Netanjahu war vor einer Woche ins Krankenhaus eingeliefert worden. Damals hiess es noch, er sei zu lange ohne Wasser und Kopfbedeckung in der Sonne gewesen. Offen war, ob er rechtzeitig zur Abstimmung in der Knesset (israelisches Parlament) sein kann. In einem kurzen Video nach der OP versprach er jedoch, dabei zu sein.

Israelische Demokratie gefährdet

Das Gesetz ist Teil eines grösseren Pakets, das von Kritikern als Gefahr für Israels Demokratie eingestuft wird. Alle bisherigen Verhandlungen zwischen der rechten Koalition und der Opposition blieben bislang ohne Erfolg.

Am Sonntag mehrten sich zunächst Berichte, dass noch vor der Abstimmung ein Kompromiss erzielt werden könnte. Netanjahus Likud-Partei lehnte dann jedoch einen seit Tagen kursierenden Vorschlag dazu ab.

Strengreligiöse Partner üben Druck aus

Die aktuelle Regierung ist die am weitesten rechts stehende, die Israel je hatte. Die Gesetzesänderungen erfolgen auch auf Druck der strengreligiösen Koalitionspartner Netanjahus. Zuvor hatte er mehrere gemässigtere Regierungen geführt.

Die Liste der Vorwürfe an die Seite von Netanjahu ist lang. (Archivbild) - keystone

Netanjahu ist inzwischen so lange Ministerpräsident wie noch nie jemand in Israel zuvor. Die Reform könnte ihm auch in dem Korruptionsprozess in die Hände spielen, der schon länger gegen ihn läuft.

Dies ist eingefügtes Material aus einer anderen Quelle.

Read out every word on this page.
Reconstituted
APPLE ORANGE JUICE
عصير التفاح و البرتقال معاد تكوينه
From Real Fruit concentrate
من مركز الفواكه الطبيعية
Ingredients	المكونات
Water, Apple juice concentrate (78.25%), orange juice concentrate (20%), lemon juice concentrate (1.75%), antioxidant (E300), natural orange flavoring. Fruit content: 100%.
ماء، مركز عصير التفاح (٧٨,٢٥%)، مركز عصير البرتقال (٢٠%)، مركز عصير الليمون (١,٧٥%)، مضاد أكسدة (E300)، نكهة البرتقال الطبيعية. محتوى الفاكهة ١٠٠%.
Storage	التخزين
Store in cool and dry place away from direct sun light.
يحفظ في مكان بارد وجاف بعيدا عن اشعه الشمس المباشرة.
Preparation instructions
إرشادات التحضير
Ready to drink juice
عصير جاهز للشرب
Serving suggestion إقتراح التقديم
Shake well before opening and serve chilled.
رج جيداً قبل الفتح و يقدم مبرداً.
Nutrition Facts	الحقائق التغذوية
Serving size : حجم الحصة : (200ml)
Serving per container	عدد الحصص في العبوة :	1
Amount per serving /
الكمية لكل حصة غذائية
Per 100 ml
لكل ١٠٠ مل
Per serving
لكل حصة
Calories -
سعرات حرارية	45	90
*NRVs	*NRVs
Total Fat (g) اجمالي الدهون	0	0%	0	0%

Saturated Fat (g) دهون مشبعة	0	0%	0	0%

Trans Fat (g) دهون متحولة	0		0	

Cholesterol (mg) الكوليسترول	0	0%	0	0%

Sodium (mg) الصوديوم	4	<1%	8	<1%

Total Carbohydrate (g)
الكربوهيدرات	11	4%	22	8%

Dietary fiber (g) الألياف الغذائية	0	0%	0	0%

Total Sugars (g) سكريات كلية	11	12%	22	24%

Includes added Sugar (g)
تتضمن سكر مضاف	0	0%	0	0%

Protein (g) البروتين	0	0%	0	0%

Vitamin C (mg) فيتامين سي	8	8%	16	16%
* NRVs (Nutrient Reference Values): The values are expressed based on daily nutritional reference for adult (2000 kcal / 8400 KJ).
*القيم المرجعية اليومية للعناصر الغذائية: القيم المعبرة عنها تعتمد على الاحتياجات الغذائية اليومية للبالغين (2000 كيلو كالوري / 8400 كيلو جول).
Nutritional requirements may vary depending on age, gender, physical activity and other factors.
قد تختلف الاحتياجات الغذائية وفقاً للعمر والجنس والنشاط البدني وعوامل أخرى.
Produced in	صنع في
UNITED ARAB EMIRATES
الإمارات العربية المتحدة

Justiz mische sich zu sehr in politische Entscheidungen ein

Das neue Gesetz betrifft das Höchste Gericht des Landes. Damit könnte es keine Entscheidung der Regierung oder einzelner Minister mehr als «unangemessen» bewerten. Kritiker fürchten, dass dies Korruption und die willkürliche Besetzung wichtiger Posten und Entlassungen begünstige.

Die Netanjahu-Regierung wirft der Justiz dagegen vor, sich zu sehr in politische Entscheidungen einzumischen. Der Vorsitzende der Rechtsanwaltskammer, Amit Becher, kündigte an, bei einer Verabschiedung juristisch gegen das Gesetz vorzugehen.

Proteste nehmen zu

Am Wochenende gingen wieder Hunderttausende auf die Strassen. Die Organisatoren gaben die Zahl der Teilnehmer am Samstag mit mehr als einer halben Million an. Dies macht die Aktion zu einer der grössten Protesttage seit Beginn der Demonstrationen Anfang Januar. Auch heute wurden die Kundgebungen fortgesetzt.

Seit mehr als einem halben Jahr spaltet der geplante Justizumbau weite Teile der Gesellschaft. Auf Protestschildern in Tel Aviv war zu lesen «Netanjahu Feind der Demokratie» oder «Rettet unsere Heimat». Gegner des Vorhabens fürchten, dass sich Israel fundamental verändern könnte.

Manche warnen gar vor der Einführung einer Diktatur. Während der Beratungen in der Knesset brach die Oppositionsabgeordnete Orit Farkasch-Hacohen in Tränen aus. «Unser Land steht in Flammen. Ihr habt das Land zerstört, ihr habt die Gesellschaft zerstört.»

Zunehmender Widerstand vom Militär

Zuletzt nahm auch der Widerstand im Militär zu. Etwa 10'000 Reservisten kündigten an, nicht mehr zum Dienst zu erscheinen, sollte die Regierung ihre Pläne nicht stoppen. Berichten zufolge könnte dies die Einsatzbereitschaft des Militärs erheblich beeinträchtigen.

Am Freitag hatten bereits mehr als 1000 Reservisten der Luftwaffe mit Dienstverweigerung gedroht. Daraufhin gab Verteidigungsminister Joav Galant bekannt, sich um einen «Konsens» zu bemühen.

Israels Institut für Nationale Sicherheitsstudien schrieb am Sonntag: «Der Schaden für die nationale Sicherheit Israels ist Realität geworden.». Sollte das Gesetz nicht gestoppt werden, werde nicht nur dem Militär Schaden zugefügt. Auch der Wirtschaft und den Beziehungen zu wichtigen Bündnispartnern wie den USA würde geschadet.

Forderungen nach Generalstreik

Tausende zogen am Samstag zum Hauptquartier des Dachverbands der Gewerkschaften (Histadrut) und forderten die Ausrufung eines Generalstreiks. Der Gewerkschaftsbund mit 800'000 Mitgliedern hatte Ende März wegen Galants Entlassung durch Netanjahu schon einmal zum Generalstreik aufgerufen.

Der Minister hatte zuvor den Umbau der Justiz kritisiert. Netanjahu setzte die Pläne dann vorübergehend aus, und die Entlassung wurde rückgängig gemacht.